Sumber daya manusia penting
untuk manusia, ekonomi, masyarakat, dan stabilitas global. Ketika negara gagal berinvestasi secara produktif dalam sumber daya
manusia, biayanya sangat besar, terutama bagi negara yang paling miskin. Dengan kemajuan teknologi yang mengutamakan keterampilan tingkat tinggi,
kegagalan negara-negara untuk memberikan dasar bagi warga mereka untuk
menjalani kehidupan produktif tidak hanya akan mengakibatkan biaya yang tinggi;
itu juga kemungkinan akan menghasilkan kesenjangan yang lebih besar.
Hanya sebagian informasi
yang lebih baik adalah bagian dari jawaban, satu hal yang sulit
bagi pemerintah untuk memberikan layanan berkualitas jika tidak ada cukup uang. Negara yang sangat kurang berinvestasi dalam sumber daya manusia harus
menutup celah dan pengecualian pajak, meningkatkan pengumpulan pendapatan, dan
mengarahkan kembali pengeluaran dari subsidi yang tidak tepat sasaran.
Pendapatan yang lebih besar dapat berjalan seiring
dengan hasil kesehatan yang lebih baik. Peningkatan pendanaan tidak cukup.
Beberapa negara harus bekerja untuk meningkatkan efisiensi layanan sosial
mereka sambil tetap mempertahankan kualitasnya.

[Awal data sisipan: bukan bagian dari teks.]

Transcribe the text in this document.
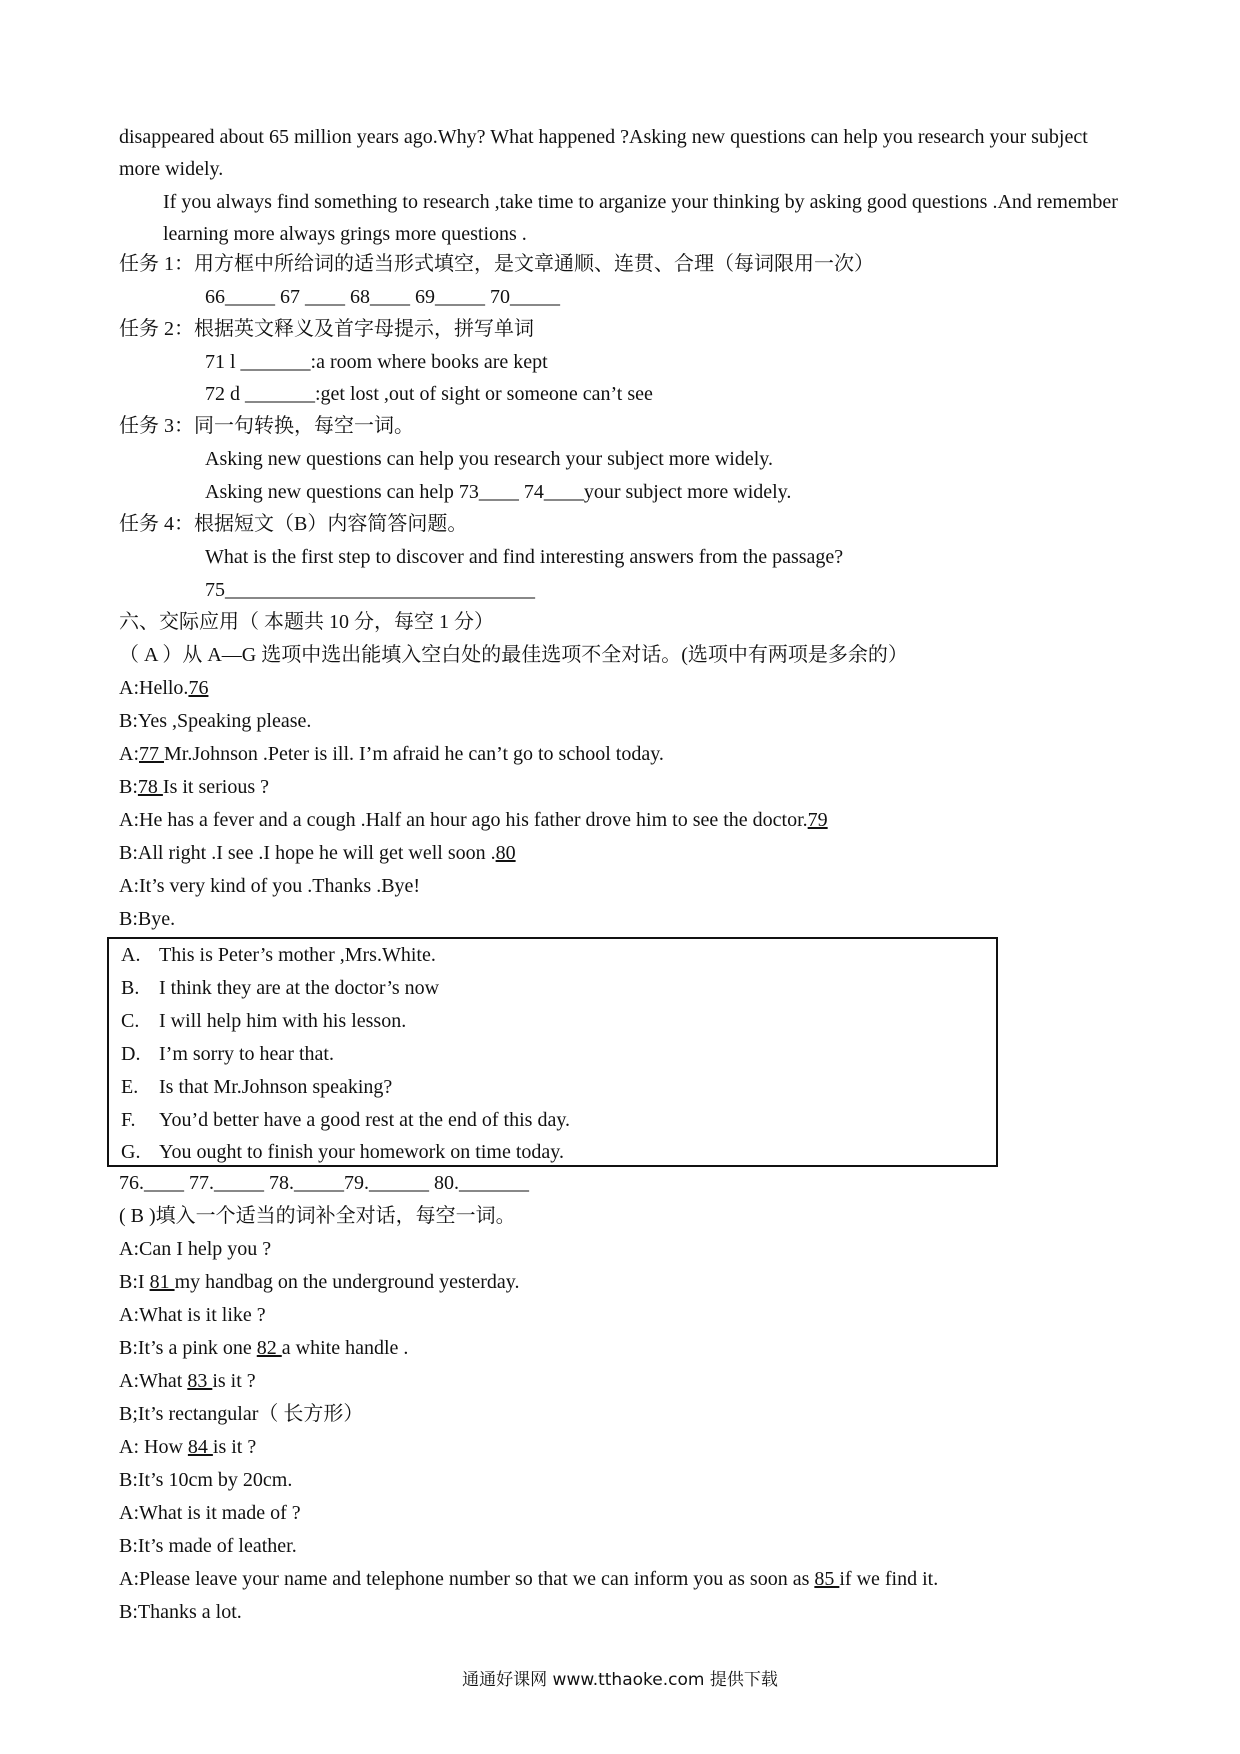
disappeared about 65 million years ago.Why? What happened ?Asking new questions can help you research your subject more widely.
If you always find something to research ,take time to arganize your thinking by asking good questions .And remember learning more always grings more questions .
任务 1：用方框中所给词的适当形式填空，是文章通顺、连贯、合理（每词限用一次）
66_____ 67 ____ 68____ 69_____ 70_____
任务 2：根据英文释义及首字母提示，拼写单词
71 l _______:a room where books are kept
72 d _______:get lost ,out of sight or someone can’t see
任务 3：同一句转换，每空一词。
Asking new questions can help you research your subject more widely.
Asking new questions can help 73____ 74____your subject more widely.
任务 4：根据短文（B）内容简答问题。
What is the first step to discover and find interesting answers from the passage?
75_______________________________
六、交际应用（ 本题共 10 分，每空 1 分）
（ A ）从 A—G 选项中选出能填入空白处的最佳选项不全对话。(选项中有两项是多余的）
A:Hello.76
B:Yes ,Speaking please.
A:77 Mr.Johnson .Peter is ill. I’m afraid he can’t go to school today.
B:78 Is it serious ?
A:He has a fever and a cough .Half an hour ago his father drove him to see the doctor.79
B:All right .I see .I hope he will get well soon .80
A:It’s very kind of you .Thanks .Bye!
B:Bye.
A. This is Peter’s mother ,Mrs.White.
B. I think they are at the doctor’s now
C. I will help him with his lesson.
D. I’m sorry to hear that.
E. Is that Mr.Johnson speaking?
F. You’d better have a good rest at the end of this day.
G. You ought to finish your homework on time today.
76.____ 77._____ 78._____79.______ 80._______
( B )填入一个适当的词补全对话，每空一词。
A:Can I help you ?
B:I 81 my handbag on the underground yesterday.
A:What is it like ?
B:It’s a pink one 82 a white handle .
A:What 83 is it ?
B;It’s rectangular（ 长方形）
A: How 84 is it ?
B:It’s 10cm by 20cm.
A:What is it made of ?
B:It’s made of leather.
A:Please leave your name and telephone number so that we can inform you as soon as 85 if we find it.
B:Thanks a lot.
通通好课网 www.tthaoke.com 提供下载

Di Brasil, misalnya, studi Grup
Bank Dunia menunjukkan bahwa peningkatan efisiensi di sektor kesehatan di
tingkat lokal dapat menghasilkan penghematan yang setara dengan sekitar 0,3
persen GDP. Di negara lain, merekonsiliasi kepentingan pemegang kepentingan
yang bersaing akan sangat penting.
Tetapi apa pun
titik awalnya, pengukuran yang lebih baik sangat penting. Bagaimanapun, Anda
hanya dapat meningkatkan apa yang Anda ukur. Pengukuran yang lebih dan lebih
akurat harus mengarah pada harapan bersama tentang reformasi apa yang
diperlukan. Ini juga harus membawa kejelasan untuk pertanyaan tentang
prioritas, menghasilkan debat yang berguna tentang berbagai kebijakan, dan
menumbuhkan transparansi.
Pengukuran baru akan mendorong negara-negara untuk berinvestasi dalam
sumber daya manusia dengan kesadaran akan situasi yang mendesak yang hebat. Itu
akan membantu mempersiapkan semua orang untuk bersaing dan berkembang dalam
ekonomi masa depan — apa pun yang terjadi. Dan itu akan membantu membuat sistem
global bekerja untuk semua orang. Kegagalan untuk melakukan investasi itu akan
sangat mahal harganya bagi kemajuan manusia.